There is an increase in work opportunities for enterprising foreigners and new arrivals usually find work in industries such as agriculture, construction, production, HoReCa (Hotels, Restaurants, Cafes) & manufacturing. Despite these opportunities, those looking to relocate will still face a number of challenges. Poland is well known for its tedious bureaucracy and, as a result, large infrastructural changes are slow to take effect.
Salaries are among the lowest on the continent and the cost of living in Poland still remains on the lower end. Although public healthcare provision is adequate, the government spends the lowest percentage of its GDP on healthcare, and migrants should explore their private health insurance options in order to have access to private healthcare facilities.

Be ready, that a very little of the Polish population speaks English well.

Although Poland’s public education system has undergone many positive changes in recent years and tuition is free to all children resident there, including migrants. As Polish is the language of instruction in public schools, the majority of migrants opt to send their children to international schools in Poland. There are a number of these to choose from, particularly in the major cities.
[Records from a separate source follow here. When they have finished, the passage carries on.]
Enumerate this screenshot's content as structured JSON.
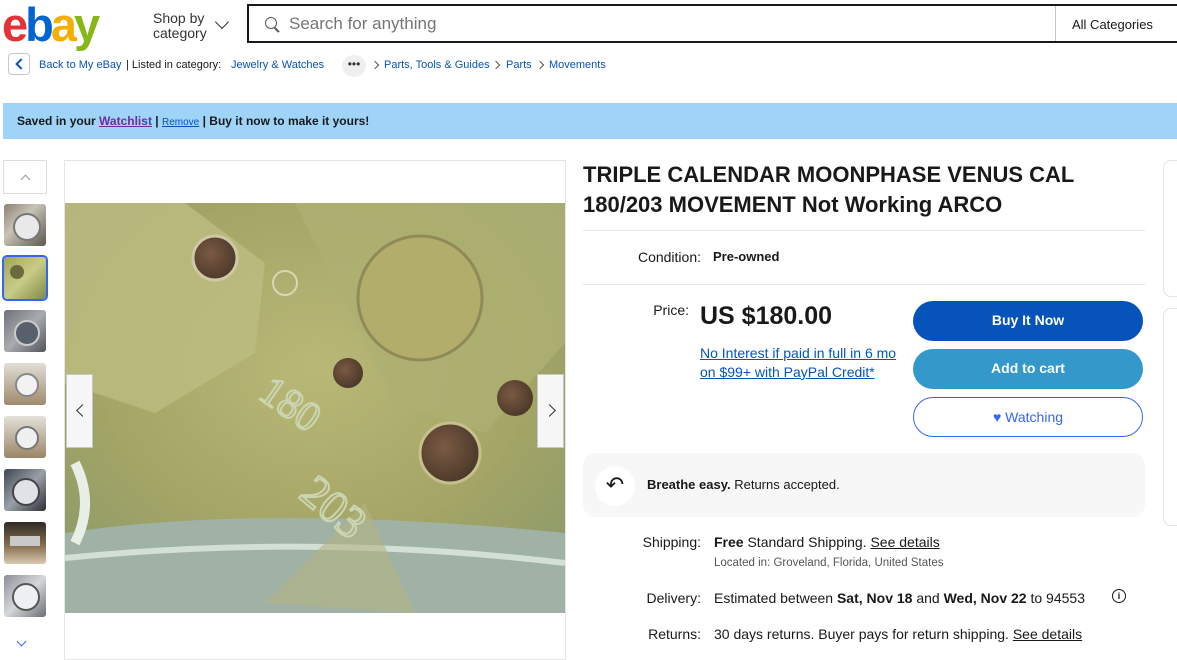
{
  "header": {
    "logo_letters": [
      "e",
      "b",
      "a",
      "y"
    ],
    "shop_by_line1": "Shop by",
    "shop_by_line2": "category",
    "search_placeholder": "Search for anything",
    "category_select": "All Categories"
  },
  "breadcrumb": {
    "back_label": "Back to My eBay",
    "listed_in": "| Listed in category:",
    "items": [
      "Jewelry & Watches",
      "Parts, Tools & Guides",
      "Parts",
      "Movements"
    ],
    "more": "•••"
  },
  "banner": {
    "prefix": "Saved in your",
    "watchlist_link": "Watchlist",
    "sep1": "|",
    "remove_link": "Remove",
    "suffix": "| Buy it now to make it yours!"
  },
  "listing": {
    "title": "TRIPLE CALENDAR MOONPHASE VENUS CAL 180/203 MOVEMENT Not Working ARCO",
    "condition_label": "Condition:",
    "condition_value": "Pre-owned",
    "price_label": "Price:",
    "price": "US $180.00",
    "credit_offer": "No Interest if paid in full in 6 mo on $99+ with PayPal Credit*",
    "buttons": {
      "buy_now": "Buy It Now",
      "add_to_cart": "Add to cart",
      "watching": "Watching"
    },
    "returns_banner_bold": "Breathe easy.",
    "returns_banner_rest": "Returns accepted.",
    "shipping_label": "Shipping:",
    "shipping_bold": "Free",
    "shipping_rest": "Standard Shipping.",
    "shipping_link": "See details",
    "location": "Located in: Groveland, Florida, United States",
    "delivery_label": "Delivery:",
    "delivery_pre": "Estimated between",
    "delivery_start": "Sat, Nov 18",
    "delivery_and": "and",
    "delivery_end": "Wed, Nov 22",
    "delivery_zip": "to 94553",
    "returns_label": "Returns:",
    "returns_text": "30 days returns. Buyer pays for return shipping.",
    "returns_link": "See details"
  },
  "icons": {
    "heart": "♥",
    "info": "i",
    "return_arrow": "↶"
  }
}
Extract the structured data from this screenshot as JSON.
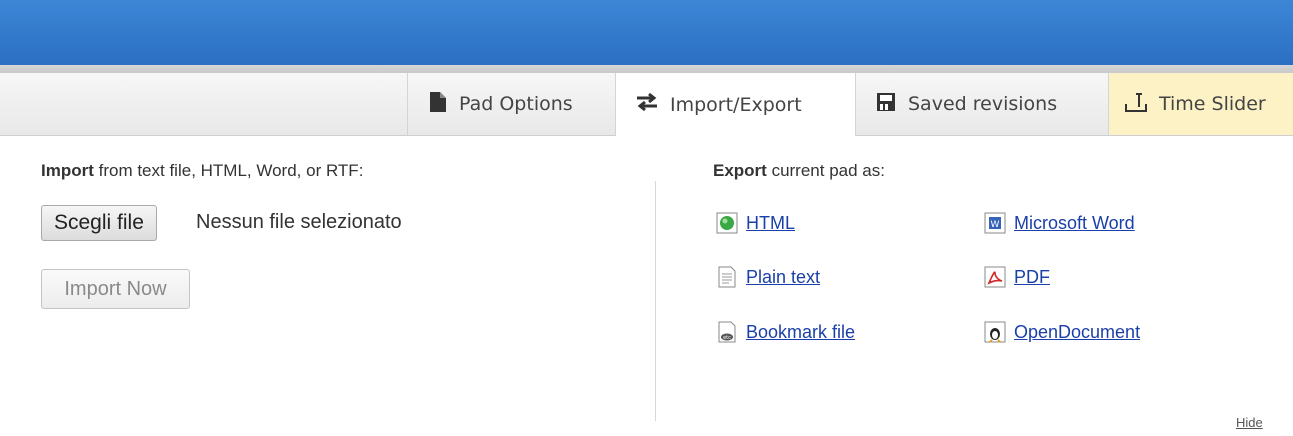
{
  "toolbar": {
    "tabs": {
      "pad_options": "Pad Options",
      "import_export": "Import/Export",
      "saved_revisions": "Saved revisions",
      "time_slider": "Time Slider"
    }
  },
  "import": {
    "title_bold": "Import",
    "title_rest": " from text file, HTML, Word, or RTF:",
    "choose_file_label": "Scegli file",
    "no_file_text": "Nessun file selezionato",
    "import_now_label": "Import Now"
  },
  "export": {
    "title_bold": "Export",
    "title_rest": " current pad as:",
    "formats": {
      "html": "HTML",
      "plain_text": "Plain text",
      "bookmark": "Bookmark file",
      "word": "Microsoft Word",
      "pdf": "PDF",
      "opendocument": "OpenDocument"
    }
  },
  "hide_label": "Hide",
  "colors": {
    "header_blue": "#2f76c8",
    "active_tab": "#ffffff",
    "time_slider_bg": "#fdf2c6",
    "link": "#1a3fa8"
  }
}
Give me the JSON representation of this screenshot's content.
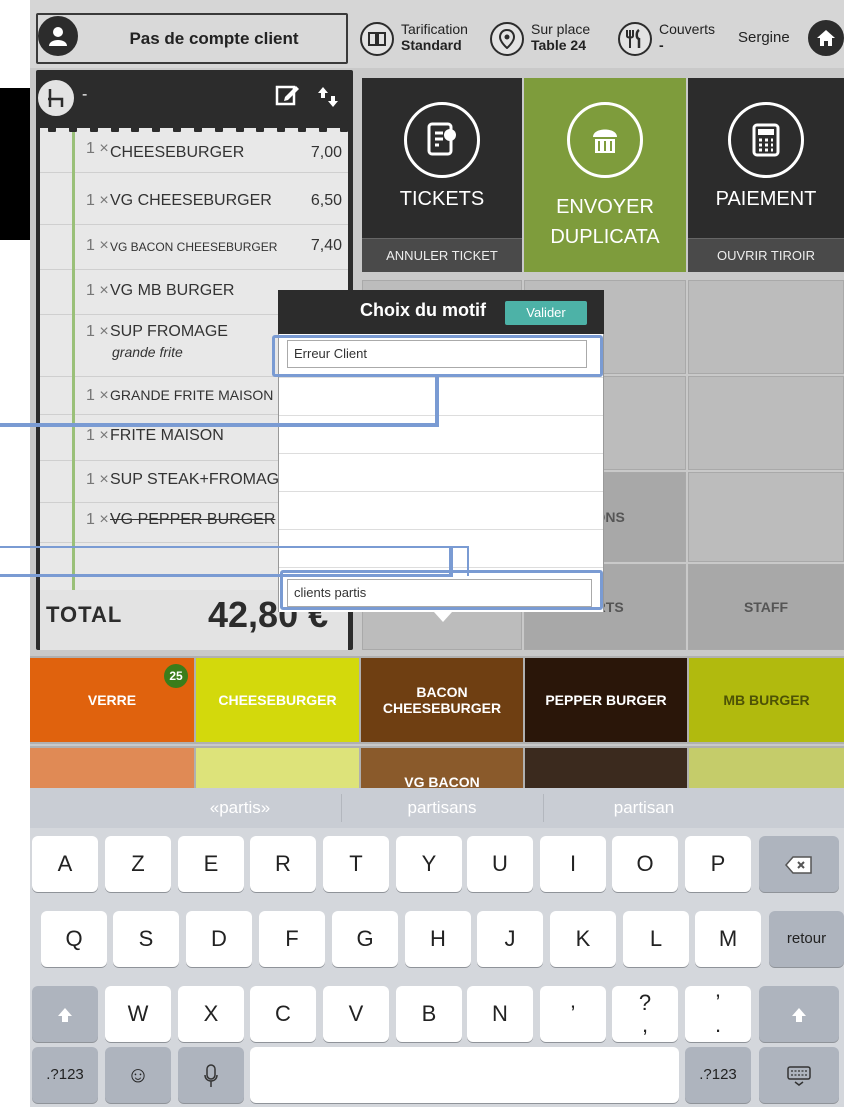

Migrants living in Poland need to prepare themselves for a relatively conservative environment, as strong family values and a powerful Catholic undercurrent still dominate the social milieu. Another potential difficulty is that, with the exception of Poland’s vibrant youth, very little of the Polish population speaks English. This can complicate just about everything, from assimilation into the working environment to solidifying meaningful social connections.
On the upside, Poland’s largest cosmopolitan centers, Warsaw, Kraków, Gdańsk, Wrocław and Poznań are gradually making their way onto the international stage, with a growing café culture, a thriving night-life, and an increasingly cutting-edge cuisine scene.
Migrants moving to Poland with an optimistic attitude can certainly succeed, but the path may prove to have a lot of challenges.